Werewolf By Night Synopsis: On a dark and somber night, a secret cabal of monster hunters emerge from the shadows and gather at the foreboding Bloodstone Temple following the death of their leader. In a strange and macabre memorial to the leader’s life, the attendees are thrust into a mysterious and deadly competition for a powerful relic—a hunt that will ultimately bring them face to face with a dangerous monster.
The homogenized Marvel brand takes a decidedly new turn in their new B-movie horror special, Werewolf By Night. Disney has discovered unprecedented success with its superhero-based cinematic universe, but the studio’s well-entrenched formula occasionally gets in the way of more innovative pursuits. I think the MCU continues to produce mostly solid, single-base films rather than taking grandiose home run swings creatively.
Werewolf By Night delivers a decidedly different beast – a 40s/50s inspired B-movie cloaked in old-school aesthetics. The results offer a refreshing, albeit narratively uneventful, foray into monster movie filmmaking.
Composer extraordinaire Michael Giacchino is synonymous with a slew of vibrant movie scores (The Incredibles and The Batman).
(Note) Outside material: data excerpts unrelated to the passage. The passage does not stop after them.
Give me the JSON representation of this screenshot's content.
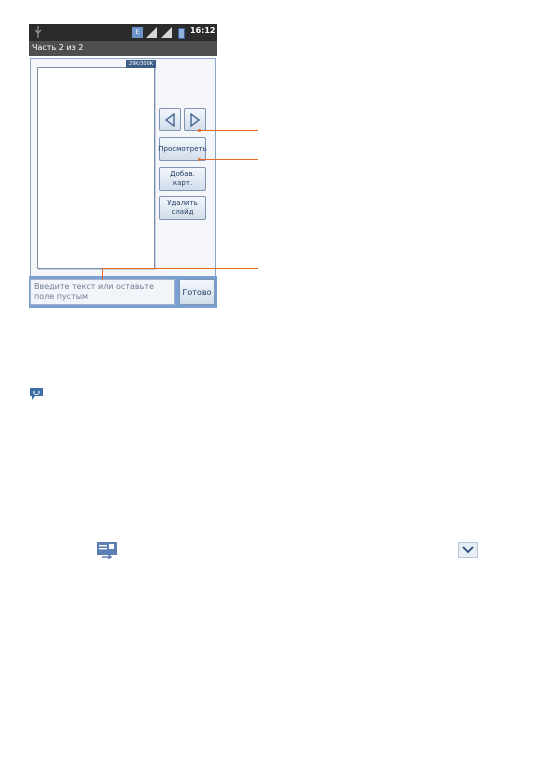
{
  "status_bar": {
    "network": "E",
    "time": "16:12"
  },
  "title_bar": {
    "title": "Часть 2 из 2"
  },
  "slide": {
    "size_badge": "29K/300K"
  },
  "buttons": {
    "preview": "Просмотреть",
    "add_card": "Добав. карт.",
    "delete_slide": "Удалить слайд",
    "done": "Готово"
  },
  "input": {
    "placeholder": "Введите текст или оставьте поле пустым"
  },
  "colors": {
    "accent": "#e46a2a",
    "status_bar": "#2b2b2b",
    "title_bar": "#4f4f4f",
    "input_bar": "#7aa0d3"
  },
  "icons": [
    "usb-icon",
    "signal-icon",
    "battery-icon",
    "arrow-left-icon",
    "arrow-right-icon",
    "chat-icon",
    "send-icon",
    "chevron-down-icon"
  ]
}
In directing his first feature project, Giacchino displays a similarly expressive voice behind the camera. His sincere embrace of B-movie mechanics creates an inspired hommage that possesses a keen understanding of its genre forefathers.
Atmospheric, black-and-white cinematography and refreshingly practical effects serve as expressive tools in Giacchino’s wheelhouse – techniques that dredge Werewolf By Night with alluring dashes of carnage (a few creative choices allow the film to display a surprising amount of grizzly bloodshed).
Disney’s most significant success here is allowing Werewolf to form its own identity. The 54-minute short eschews the conventional exposition-laded devices driving most MCU features. Instead, Giacchino and the screenwriting team center their focus on a straightforward yet compelling narrative embedded in macabre moodiness. Seeing a Marvel project operate without the genre’s typical life-or-death stakes or homogenized style is refreshing. I hope the superhero brand becomes more willing to take creative risks as they stretch into obscure crevices of comic book lore.
Werewolf by Night represents a promising step forward for Marvel, but the project still shows room for improvement. There are still shadings of MCU tropes embedded in the material, particularly in the film’s awkward inclusion of forced comedic banter. I also wish Giacchino had gone even further with his repurposing of old-school aesthetics. Viewers will likely pick up on some of the same digital tricks often used within the sanitized MCU visual sheen.
Still, Werewolf by Night delivers on the monster movie madness it sets out to achieve. I certainly won’t mind if horror specials like this become a new MCU tradition around Halloween time.
Werewolf By Night is now playing on Disney+.